The return journey was so like the outgoing one it was almost erie. Three kolbolds, a wyvern and a bronaut, a pack of jackals (though we called it a night before their second attack), an ogre, two trolls, a panther, and a dune freak. One night in a giants pocket, two full days of hiking, and a pipod ride at the end. Somehow, though, it didn’t seem very exciting this time, and I wasn’t nearly as scared.

When we got home late the sixth night, I asked Em,

“Em, why did we go out there?”

“To warn the gubhorbles that the ogrelons were coming.”

“But how did you know they were coming?”

“They’ve been slowly encroaching for several years.”

“Yes, but how did you time it so perfectly? How did you know they would attack while we were there?”

“Well, I knew they’d find our trail and follow us to the gubhorbles.”

“You mean, we caused the battle?” This was a shock. Somehow I got the idea that we were there to help the gubhorbles, not to lead a pack of ogrelons to their very doorstep.

“It would have happened sooner or later anyway,” Em explained. “It was only a matter of time. Long before summer they would have fought, and probably in the ogrelons’ own time and place, instead of the ogrelons being surprised by an army waiting at the end of the trail of two lone women.”

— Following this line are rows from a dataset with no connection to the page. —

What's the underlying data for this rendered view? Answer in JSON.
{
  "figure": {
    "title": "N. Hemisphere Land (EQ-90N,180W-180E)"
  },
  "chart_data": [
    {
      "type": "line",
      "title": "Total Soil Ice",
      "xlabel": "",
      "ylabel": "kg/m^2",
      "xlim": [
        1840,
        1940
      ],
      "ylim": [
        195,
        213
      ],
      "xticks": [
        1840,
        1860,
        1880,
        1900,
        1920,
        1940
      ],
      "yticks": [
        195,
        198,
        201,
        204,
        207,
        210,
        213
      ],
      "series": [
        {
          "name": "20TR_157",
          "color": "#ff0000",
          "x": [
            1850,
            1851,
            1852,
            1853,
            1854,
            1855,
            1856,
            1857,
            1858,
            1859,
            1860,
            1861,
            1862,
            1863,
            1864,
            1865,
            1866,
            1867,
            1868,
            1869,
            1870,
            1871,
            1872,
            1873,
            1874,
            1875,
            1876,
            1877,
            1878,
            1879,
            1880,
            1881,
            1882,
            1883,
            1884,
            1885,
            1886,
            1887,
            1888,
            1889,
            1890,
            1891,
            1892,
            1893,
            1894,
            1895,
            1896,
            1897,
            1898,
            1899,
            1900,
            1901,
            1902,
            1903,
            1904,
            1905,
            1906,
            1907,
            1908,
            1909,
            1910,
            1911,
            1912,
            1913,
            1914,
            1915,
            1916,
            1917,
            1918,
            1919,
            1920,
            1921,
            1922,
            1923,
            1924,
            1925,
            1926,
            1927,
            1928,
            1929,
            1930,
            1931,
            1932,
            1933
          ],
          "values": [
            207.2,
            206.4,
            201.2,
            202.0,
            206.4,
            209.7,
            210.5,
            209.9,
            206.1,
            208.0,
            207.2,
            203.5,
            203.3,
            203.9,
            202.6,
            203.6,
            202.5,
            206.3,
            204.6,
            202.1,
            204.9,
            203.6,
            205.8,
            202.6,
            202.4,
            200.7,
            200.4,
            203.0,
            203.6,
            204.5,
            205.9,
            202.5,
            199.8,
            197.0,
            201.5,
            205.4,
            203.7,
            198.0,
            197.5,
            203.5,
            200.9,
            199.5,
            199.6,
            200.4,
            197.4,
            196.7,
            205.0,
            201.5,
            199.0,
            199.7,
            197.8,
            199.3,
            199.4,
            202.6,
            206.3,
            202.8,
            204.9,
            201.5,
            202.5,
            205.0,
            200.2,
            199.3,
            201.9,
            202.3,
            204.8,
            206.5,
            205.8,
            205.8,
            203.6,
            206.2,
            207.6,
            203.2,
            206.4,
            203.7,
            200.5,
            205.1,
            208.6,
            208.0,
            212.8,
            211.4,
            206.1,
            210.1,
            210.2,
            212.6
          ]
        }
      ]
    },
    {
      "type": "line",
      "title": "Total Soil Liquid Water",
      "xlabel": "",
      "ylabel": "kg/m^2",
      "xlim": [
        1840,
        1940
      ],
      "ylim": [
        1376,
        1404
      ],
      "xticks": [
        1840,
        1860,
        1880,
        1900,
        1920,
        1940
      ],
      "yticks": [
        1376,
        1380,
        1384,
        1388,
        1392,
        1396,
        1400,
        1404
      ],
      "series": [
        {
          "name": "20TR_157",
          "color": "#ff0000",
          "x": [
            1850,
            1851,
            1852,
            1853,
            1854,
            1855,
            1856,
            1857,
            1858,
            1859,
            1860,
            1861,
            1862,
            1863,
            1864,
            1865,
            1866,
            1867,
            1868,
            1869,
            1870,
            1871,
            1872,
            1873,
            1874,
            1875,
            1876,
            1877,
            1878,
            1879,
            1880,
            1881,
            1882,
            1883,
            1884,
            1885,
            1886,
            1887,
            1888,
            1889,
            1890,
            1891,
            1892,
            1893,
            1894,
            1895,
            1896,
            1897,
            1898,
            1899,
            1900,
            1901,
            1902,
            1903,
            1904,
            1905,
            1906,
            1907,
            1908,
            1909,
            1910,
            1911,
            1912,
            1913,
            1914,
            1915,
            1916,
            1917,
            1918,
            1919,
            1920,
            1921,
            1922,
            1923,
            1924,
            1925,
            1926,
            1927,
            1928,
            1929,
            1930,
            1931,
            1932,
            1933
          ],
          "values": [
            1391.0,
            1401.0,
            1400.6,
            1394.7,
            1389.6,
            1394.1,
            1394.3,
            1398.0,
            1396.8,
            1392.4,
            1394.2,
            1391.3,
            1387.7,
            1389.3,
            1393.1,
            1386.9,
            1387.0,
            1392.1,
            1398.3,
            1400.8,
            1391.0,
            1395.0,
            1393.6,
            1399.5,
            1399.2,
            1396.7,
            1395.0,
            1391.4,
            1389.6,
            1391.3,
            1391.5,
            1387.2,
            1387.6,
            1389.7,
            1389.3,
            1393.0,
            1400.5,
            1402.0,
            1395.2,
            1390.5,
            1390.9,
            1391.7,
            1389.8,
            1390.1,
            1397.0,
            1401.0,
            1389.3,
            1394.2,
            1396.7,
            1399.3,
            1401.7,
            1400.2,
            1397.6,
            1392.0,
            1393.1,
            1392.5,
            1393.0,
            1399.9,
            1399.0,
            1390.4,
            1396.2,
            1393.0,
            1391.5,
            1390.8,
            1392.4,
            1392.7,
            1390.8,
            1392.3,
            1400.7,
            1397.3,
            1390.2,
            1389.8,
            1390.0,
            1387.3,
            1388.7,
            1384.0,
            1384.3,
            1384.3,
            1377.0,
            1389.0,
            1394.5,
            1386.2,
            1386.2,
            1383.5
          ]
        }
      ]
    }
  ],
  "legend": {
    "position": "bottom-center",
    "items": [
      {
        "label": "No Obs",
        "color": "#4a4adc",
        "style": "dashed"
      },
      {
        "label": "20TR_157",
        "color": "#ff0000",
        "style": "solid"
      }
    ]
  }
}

“So, we went out as bait?”

“Basically, yes.”

“Oh.” Since there didn’t seem to be much else to say, I got into my pajamas and went to bed. I had a full day of school ahead of me.

3 Extroduction

Mrs. Fenbinger didn’t take my report very well. She practically screamed when she read it, and marched me right home, holding my left ear in a vice-like grip the whole way.

“Mrs. Mulgrave,” she said as she stormed into my house, unannounced, “your daughter has turned in the most preposterous piece of nonsense I have ever read!”

“You’ve led a sheltered life, Fenbinger,” Em replied, “but is that really reason to interrupt my housework?”

“But you don’t understand! She says she spent the break fighting ogre lawns and cavorting with goblins and bandishing lazer and--Oh! Nasty stuff!”

“ ‘She claims,’ not ‘she says,’ ‘ogrelons’ not ‘ogre lawns,’ and they were gubhorbles, not goblins. Yes, I know.”

“Aren’t you going to punish her for writing lies?”

“The surest way to breed a liar is to treat an honest person like one.

“Still, I understand your complaint; you wish my daughter to tell you her life is as boring as your own. That your life is entirely uninteresting is of no interest to me whatever. If you would rather my child turn in the lies you wish were true, you will be sadly disappointed. Good day.”

“But...”

“I said good day!” said Em, a bit testily, and Mrs. Fenbinger left.

“Cor?” Em said once Mrs. Fenbinger was gone.

“Yes, Em?” I answered.

“Mrs. Fenbinger doesn’t believe in goblinkin. Because of that, she must be given certain allowances. Perhaps next time it would be as wise, in discussing our little excursions, to merely say something like ‘I decided not to change clothing for six days, and spent my time playing in the woods within walking distance of my home.’ There’s no need to force her to see what she chooses to ignore.”